Step 5 — Logging, monitoring, and retention
Action: Collect identity-related events centrally. Windows: enable "Audit Process Creation" and forward to a central collector (Sysmon + Windows Event Forwarding). Linux: forward auditd logs to a central syslog/SIEM (rsyslog -> ELK/Splunk/Datadog). Ensure logs include user ID, process ID, device hostname, timestamp, and action. Retention guidance: retain authentication and process logs for a minimum 90 days (longer if contract requires) and protect logs with access controls and integrity checks (WORM storage or write-once buckets).
Step 6 — Lifecycle, access reviews, and automation
Action: Implement onboarding/offboarding workflows tied to HR and change management. Automate provisioning/deprovisioning via scripts, SCIM, or IAM APIs. Schedule quarterly access reviews where owners verify user/device/process entries in the inventory. Automate disabled-account checks: run a script that finds accounts without recent logins and flags them for review; example PowerShell snippet Search-ADAccount -AccountInactive -TimeSpan 90.00:00:00. Maintain a list of approved service accounts and require approval for new ones.
Real-world small business scenarios
Scenario A — 20-person software shop: Use Azure AD as the identity provider, enforce device enrollment in Intune, require Windows Hello + TPM-backed credentials, and use Conditional Access to block non-compliant devices. Log process creation with Sysmon on developer workstations and send to a cloud SIEM. Service accounts are scoped to CI/CD runners and rotated via the secrets manager (HashiCorp Vault or Azure Key Vault).
Scenario B — Small manufacturer with OT/IT split: Maintain separate inventories and a network segmentation plan. Identify industrial controllers by MAC and certificate-based device identity where possible; use network access control (NAC) to restrict unknown devices to a quarantine VLAN. For OT processes that cannot run modern agents, use proxying and flow-based monitoring to infer process identity and restrict access to OT data to specified user accounts documented in the CMDB.
Compliance tips, best practices, and risks of not implementing
Tips: document everything in a concise implementation plan mapped to the Compliance Framework and the specific FAR/CMMC control (IA.L1-B.1.V). Use least privilege and RBAC, enforce MFA for privileged interactions, avoid shared accounts, and maintain a single source of truth for identity and asset state. Best practices include signing images, using machine certificates for device identity, and automating deprovisioning. Risks of not implementing: unauthorized access, undetected lateral movement, failed contract audits, loss of contract eligibility, data exfiltration, and regulatory penalties.
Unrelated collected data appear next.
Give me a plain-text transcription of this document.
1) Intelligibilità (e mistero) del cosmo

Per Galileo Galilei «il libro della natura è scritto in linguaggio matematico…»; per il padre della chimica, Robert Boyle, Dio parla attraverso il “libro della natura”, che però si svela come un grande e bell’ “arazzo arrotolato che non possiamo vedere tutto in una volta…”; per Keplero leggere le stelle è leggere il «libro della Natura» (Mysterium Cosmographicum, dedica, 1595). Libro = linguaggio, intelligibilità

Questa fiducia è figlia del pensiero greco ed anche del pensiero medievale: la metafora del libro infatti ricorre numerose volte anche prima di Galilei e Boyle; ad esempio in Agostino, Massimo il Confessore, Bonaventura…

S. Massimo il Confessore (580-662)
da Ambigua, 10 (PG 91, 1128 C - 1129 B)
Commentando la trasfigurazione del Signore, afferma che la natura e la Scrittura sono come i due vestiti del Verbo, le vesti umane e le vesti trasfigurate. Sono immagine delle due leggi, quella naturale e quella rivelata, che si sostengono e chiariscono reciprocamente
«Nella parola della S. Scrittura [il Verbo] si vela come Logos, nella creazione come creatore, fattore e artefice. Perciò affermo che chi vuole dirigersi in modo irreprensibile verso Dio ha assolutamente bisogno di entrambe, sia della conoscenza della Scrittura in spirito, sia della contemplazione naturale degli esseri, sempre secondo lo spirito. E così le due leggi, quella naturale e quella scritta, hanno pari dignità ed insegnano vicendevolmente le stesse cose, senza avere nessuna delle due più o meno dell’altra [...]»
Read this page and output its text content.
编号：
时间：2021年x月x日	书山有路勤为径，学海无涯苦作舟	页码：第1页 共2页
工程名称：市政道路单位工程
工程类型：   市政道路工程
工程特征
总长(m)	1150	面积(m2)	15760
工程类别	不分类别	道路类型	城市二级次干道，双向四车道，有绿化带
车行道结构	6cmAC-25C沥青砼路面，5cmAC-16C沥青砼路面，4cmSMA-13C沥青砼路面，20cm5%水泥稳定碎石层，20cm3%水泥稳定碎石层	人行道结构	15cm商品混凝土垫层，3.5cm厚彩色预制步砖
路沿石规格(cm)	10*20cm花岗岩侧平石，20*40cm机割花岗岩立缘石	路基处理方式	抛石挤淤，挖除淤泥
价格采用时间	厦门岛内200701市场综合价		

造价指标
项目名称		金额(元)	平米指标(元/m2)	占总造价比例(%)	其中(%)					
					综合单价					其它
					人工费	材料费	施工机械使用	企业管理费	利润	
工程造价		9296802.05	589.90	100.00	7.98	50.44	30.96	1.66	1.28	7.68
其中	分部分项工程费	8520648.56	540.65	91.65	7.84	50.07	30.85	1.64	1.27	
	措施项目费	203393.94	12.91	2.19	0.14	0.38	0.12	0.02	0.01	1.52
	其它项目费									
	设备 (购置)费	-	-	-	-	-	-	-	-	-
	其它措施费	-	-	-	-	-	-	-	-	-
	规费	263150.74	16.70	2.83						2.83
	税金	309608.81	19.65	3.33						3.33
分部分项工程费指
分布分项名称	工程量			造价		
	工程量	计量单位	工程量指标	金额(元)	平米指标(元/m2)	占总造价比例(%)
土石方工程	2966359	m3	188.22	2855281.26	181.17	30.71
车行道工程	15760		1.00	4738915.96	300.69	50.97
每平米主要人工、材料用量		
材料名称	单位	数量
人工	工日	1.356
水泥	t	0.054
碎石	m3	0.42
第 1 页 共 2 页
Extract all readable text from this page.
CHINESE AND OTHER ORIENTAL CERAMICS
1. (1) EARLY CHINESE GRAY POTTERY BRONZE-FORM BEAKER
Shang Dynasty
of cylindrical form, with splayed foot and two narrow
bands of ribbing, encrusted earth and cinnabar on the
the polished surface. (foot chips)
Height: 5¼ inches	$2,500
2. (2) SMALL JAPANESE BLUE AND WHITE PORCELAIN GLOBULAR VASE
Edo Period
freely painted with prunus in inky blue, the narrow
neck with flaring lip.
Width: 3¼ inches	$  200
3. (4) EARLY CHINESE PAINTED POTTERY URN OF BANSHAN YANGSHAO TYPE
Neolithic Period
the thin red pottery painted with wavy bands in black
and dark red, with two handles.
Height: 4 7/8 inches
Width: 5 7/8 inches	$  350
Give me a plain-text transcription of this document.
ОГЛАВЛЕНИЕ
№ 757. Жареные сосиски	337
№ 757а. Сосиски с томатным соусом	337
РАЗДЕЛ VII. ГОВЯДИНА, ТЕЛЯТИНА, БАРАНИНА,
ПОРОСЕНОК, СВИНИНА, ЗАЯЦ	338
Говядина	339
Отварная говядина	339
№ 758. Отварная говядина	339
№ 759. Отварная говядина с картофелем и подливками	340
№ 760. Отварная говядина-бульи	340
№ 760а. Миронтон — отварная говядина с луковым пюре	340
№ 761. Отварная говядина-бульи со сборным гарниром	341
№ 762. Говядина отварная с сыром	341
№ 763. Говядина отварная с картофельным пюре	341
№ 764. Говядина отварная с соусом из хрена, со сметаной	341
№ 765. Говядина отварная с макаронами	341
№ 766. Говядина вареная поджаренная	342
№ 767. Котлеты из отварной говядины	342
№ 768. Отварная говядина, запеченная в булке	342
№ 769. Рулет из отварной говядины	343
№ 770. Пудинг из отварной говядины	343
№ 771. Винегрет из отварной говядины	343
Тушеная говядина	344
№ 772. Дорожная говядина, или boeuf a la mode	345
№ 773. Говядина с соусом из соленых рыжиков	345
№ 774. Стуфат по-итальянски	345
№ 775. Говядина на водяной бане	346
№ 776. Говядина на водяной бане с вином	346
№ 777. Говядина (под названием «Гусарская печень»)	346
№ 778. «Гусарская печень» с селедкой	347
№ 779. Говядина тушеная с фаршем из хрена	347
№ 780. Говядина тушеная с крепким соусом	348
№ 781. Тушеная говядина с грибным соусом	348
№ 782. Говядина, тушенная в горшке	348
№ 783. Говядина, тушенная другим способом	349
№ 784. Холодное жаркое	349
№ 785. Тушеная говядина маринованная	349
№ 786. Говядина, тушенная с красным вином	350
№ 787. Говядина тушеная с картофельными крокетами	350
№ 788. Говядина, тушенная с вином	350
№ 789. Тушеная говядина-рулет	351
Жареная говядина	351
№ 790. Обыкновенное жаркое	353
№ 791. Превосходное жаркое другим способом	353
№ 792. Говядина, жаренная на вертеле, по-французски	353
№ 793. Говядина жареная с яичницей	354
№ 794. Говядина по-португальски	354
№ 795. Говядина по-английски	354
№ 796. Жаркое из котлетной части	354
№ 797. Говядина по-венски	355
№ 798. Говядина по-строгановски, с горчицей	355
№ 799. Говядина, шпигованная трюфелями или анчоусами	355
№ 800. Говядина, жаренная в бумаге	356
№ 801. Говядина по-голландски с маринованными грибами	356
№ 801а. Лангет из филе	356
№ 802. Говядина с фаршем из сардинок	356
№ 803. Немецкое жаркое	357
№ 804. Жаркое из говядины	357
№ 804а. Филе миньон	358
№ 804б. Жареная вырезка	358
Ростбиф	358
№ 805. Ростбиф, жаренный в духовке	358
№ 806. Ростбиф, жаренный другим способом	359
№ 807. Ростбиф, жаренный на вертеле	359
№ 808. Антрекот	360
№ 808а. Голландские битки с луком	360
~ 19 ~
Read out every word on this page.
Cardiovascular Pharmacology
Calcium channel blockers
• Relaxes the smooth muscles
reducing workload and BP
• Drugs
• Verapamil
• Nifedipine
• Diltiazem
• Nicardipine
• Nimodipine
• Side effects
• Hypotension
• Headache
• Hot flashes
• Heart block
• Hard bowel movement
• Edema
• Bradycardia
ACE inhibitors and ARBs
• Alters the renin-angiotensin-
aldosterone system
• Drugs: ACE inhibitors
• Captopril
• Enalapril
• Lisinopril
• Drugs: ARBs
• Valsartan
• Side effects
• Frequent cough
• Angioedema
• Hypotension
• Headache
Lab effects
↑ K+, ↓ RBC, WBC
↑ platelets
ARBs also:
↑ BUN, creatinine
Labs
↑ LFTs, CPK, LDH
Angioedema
Simple mistakes—like shared accounts or unmanaged devices with access to contract data—are common findings during audits and are easily avoidable with these controls.
In summary, meeting IA.L1-B.1.V under the Compliance Framework is achievable for small businesses by following a prioritized checklist: inventory, standardized naming, centralized auth and device attestation, process identity controls, centralized logging, and lifecycle automation. Start small (inventory + MDM + centralized auth) and iterate toward fuller automation and monitoring so you can demonstrate controls, reduce risk, and pass a FAR/CMMC assessment.